My landlord in Germany was evacuated off the beach in Normandy on
June 6th. One of those Milliard Mark wounds - between the bones of
the forearm - got you out of combat and home, but not so badly shot up
as to totally ruin your life.
--
pyotr filipivich.
For Sale: Uncirculated Roman Drachmas, feature Julius Ceaser's Portrait,
several dated 44 BCE. Comes with Certificate of Authenticity.

The Horny Goat

7/1/2014 7:57:00 PM

0

On Tue, 01 Jul 2014 11:05:50 -0700, pyotr filipivich
<phamp@mindspring.com> wrote:

> My landlord in Germany was evacuated off the beach in Normandy on
>June 6th.
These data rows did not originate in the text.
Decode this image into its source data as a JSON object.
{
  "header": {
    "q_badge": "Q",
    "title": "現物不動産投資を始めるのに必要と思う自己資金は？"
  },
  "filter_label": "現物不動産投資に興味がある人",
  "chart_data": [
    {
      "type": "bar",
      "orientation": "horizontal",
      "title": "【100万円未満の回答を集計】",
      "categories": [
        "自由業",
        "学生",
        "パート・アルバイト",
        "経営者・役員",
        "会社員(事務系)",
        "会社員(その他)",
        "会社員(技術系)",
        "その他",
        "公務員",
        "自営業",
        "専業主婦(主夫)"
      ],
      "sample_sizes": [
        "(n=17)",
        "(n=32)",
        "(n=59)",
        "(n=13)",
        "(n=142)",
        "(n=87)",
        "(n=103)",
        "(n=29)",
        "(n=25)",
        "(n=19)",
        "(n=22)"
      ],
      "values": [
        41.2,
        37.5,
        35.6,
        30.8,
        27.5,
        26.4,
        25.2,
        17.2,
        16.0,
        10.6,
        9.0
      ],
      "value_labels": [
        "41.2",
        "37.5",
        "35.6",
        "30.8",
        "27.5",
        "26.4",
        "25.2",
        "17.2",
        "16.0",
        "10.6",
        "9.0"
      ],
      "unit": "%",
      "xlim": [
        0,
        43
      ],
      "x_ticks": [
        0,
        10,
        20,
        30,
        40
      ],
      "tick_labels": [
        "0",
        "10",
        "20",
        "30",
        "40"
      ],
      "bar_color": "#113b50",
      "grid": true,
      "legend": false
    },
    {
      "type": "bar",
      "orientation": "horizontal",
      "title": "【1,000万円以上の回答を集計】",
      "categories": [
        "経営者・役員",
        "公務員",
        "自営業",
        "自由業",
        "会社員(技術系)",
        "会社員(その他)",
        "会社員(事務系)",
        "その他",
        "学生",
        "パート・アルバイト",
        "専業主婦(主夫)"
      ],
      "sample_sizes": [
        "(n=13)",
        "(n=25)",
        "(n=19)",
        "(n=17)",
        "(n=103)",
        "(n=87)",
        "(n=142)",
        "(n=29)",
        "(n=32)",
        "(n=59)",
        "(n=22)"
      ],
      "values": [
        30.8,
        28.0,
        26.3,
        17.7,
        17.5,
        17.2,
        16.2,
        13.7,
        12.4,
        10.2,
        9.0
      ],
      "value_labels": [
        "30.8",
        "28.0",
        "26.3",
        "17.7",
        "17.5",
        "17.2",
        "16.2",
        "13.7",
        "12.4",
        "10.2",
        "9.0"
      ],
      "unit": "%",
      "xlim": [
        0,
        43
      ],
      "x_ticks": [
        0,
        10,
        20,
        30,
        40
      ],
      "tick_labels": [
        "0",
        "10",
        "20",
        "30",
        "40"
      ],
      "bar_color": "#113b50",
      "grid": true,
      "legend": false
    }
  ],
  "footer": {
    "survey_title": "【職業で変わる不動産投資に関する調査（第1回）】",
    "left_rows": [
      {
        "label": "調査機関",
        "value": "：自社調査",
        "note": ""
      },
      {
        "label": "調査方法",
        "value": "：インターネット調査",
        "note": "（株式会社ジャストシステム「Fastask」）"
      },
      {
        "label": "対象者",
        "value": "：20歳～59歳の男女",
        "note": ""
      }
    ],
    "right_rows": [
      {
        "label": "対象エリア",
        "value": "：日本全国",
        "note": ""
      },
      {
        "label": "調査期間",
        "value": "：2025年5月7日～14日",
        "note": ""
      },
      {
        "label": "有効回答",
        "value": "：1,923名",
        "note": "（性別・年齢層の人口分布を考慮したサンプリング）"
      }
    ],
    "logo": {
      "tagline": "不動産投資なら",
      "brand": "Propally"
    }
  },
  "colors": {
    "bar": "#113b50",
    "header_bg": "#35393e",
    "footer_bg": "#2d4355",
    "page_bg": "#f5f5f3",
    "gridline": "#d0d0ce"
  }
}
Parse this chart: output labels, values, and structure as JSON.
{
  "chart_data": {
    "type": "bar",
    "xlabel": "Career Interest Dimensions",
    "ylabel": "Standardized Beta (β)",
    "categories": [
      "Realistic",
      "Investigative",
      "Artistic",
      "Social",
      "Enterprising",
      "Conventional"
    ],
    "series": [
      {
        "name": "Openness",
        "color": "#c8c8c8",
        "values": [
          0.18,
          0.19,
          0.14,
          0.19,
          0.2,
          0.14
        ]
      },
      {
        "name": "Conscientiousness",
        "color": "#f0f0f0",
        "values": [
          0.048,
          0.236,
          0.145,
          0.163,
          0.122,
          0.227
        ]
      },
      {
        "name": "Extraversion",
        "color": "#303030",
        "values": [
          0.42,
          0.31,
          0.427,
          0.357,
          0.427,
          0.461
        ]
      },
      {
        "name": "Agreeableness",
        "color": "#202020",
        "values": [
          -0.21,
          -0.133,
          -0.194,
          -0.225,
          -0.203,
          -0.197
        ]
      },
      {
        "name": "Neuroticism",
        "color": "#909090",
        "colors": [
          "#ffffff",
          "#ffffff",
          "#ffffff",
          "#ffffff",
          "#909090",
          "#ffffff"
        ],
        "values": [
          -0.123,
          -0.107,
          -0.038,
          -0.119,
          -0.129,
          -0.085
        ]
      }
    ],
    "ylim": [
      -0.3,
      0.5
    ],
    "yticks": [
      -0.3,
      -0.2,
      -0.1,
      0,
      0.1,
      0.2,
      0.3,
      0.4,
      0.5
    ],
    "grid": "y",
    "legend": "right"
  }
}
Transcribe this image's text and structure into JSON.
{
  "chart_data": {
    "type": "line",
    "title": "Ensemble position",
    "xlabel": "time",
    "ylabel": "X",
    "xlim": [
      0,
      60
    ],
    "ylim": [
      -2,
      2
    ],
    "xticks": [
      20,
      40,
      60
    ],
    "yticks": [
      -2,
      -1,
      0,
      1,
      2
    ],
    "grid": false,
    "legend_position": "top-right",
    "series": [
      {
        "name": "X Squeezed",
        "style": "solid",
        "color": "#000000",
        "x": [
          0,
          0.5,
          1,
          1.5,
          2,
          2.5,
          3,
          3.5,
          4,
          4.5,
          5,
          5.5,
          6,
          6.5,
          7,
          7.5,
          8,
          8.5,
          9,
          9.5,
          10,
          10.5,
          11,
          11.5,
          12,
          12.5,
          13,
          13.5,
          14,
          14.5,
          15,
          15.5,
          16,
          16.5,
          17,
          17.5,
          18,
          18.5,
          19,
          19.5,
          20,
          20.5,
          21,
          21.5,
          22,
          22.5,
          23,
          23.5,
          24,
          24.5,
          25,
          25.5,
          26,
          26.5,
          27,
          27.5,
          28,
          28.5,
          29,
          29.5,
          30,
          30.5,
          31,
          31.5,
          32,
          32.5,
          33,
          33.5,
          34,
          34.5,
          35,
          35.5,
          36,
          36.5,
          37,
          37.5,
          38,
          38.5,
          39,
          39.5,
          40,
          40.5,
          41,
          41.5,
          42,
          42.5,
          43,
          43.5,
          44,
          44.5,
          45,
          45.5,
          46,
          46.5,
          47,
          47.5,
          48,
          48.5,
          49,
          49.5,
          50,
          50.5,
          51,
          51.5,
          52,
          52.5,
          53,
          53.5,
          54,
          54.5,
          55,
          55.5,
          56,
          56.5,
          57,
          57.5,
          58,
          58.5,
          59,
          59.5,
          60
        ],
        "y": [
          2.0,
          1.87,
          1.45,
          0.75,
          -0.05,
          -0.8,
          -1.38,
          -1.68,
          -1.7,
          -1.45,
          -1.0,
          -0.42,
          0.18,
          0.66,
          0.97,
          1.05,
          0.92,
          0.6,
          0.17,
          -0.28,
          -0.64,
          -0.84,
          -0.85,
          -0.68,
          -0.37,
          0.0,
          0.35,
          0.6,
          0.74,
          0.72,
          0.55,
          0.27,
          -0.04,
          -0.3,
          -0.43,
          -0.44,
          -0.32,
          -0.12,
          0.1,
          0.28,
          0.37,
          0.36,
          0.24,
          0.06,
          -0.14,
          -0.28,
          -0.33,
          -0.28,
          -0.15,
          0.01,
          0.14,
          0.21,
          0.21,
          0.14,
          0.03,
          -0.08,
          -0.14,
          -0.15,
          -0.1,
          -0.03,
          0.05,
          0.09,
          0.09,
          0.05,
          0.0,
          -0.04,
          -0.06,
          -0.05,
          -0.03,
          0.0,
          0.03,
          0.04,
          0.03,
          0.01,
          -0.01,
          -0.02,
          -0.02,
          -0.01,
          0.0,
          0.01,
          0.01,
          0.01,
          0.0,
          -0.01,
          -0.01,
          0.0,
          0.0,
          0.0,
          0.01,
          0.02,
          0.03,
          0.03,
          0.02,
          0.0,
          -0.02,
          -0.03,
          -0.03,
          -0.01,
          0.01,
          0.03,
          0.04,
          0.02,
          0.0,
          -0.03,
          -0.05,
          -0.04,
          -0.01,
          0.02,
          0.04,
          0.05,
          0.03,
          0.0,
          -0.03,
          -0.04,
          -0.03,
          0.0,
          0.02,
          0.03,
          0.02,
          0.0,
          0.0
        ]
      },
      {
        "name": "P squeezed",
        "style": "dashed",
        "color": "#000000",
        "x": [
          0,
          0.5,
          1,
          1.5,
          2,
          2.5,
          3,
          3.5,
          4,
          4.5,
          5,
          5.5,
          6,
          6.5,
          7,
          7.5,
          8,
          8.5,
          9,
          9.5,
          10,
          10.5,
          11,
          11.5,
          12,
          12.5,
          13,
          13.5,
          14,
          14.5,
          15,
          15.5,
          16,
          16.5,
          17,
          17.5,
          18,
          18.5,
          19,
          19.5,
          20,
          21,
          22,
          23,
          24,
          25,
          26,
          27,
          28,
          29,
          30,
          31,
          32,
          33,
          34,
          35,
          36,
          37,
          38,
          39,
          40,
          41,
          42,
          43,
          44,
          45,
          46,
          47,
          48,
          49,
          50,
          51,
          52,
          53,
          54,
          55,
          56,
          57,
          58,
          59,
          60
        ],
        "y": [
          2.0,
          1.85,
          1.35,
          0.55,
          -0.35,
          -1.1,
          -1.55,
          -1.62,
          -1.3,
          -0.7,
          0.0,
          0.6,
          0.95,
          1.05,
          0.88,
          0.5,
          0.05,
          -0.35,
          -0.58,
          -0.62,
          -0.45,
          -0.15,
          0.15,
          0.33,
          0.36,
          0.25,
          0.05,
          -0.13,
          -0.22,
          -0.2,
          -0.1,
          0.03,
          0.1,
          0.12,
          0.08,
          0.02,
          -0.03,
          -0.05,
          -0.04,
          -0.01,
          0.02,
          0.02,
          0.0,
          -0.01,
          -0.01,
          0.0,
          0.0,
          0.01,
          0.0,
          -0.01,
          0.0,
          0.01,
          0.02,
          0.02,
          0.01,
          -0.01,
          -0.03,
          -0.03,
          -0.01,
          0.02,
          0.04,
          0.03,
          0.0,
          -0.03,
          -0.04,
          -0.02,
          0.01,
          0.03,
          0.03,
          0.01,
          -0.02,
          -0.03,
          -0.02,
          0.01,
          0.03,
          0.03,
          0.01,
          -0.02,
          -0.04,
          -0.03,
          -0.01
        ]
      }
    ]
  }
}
One of those Milliard Mark wounds - between the bones of
>the forearm - got you out of combat and home, but not so badly shot up
>as to totally ruin your life.

As part of the action that made him a POW, old Albert took flesh
wounds in the thigh and buttock. According to him the main effect on
his life was qualifying him for an extra $50 / month ($25 for the
wound, $25 for the POW status) for the rest of his life from the
grateful Canadian taxpayer....

pyotr filipivich

7/2/2014 11:15:00 PM

0

The Horny Goat <lcraver@home.ca> on Tue, 01 Jul 2014 12:56:59 -0700
typed in soc.history.what-if the following:
>On Tue, 01 Jul 2014 11:05:50 -0700, pyotr filipivich
><phamp@mindspring.com> wrote:
>
>> My landlord in Germany was evacuated off the beach in Normandy on
>>June 6th. One of those Milliard Mark wounds - between the bones of
>>the forearm - got you out of combat and home, but not so badly shot up
>>as to totally ruin your life.
>
>As part of the action that made him a POW, old Albert took flesh
>wounds in the thigh and buttock. According to him the main effect on
>his life was qualifying him for an extra $50 / month ($25 for the
>wound, $25 for the POW status) for the rest of his life from the
>grateful Canadian taxpayer....

You're paid to stop a bullet
Its a soldiers job they say.
And so you stop a bullet.
And then they stop your pay.
Kipling.


--
pyotr filipivich.
For Sale: Uncirculated Roman Drachmas, feature Julius Ceaser's Portrait,
several dated 44 BCE. Comes with Certificate of Authenticity.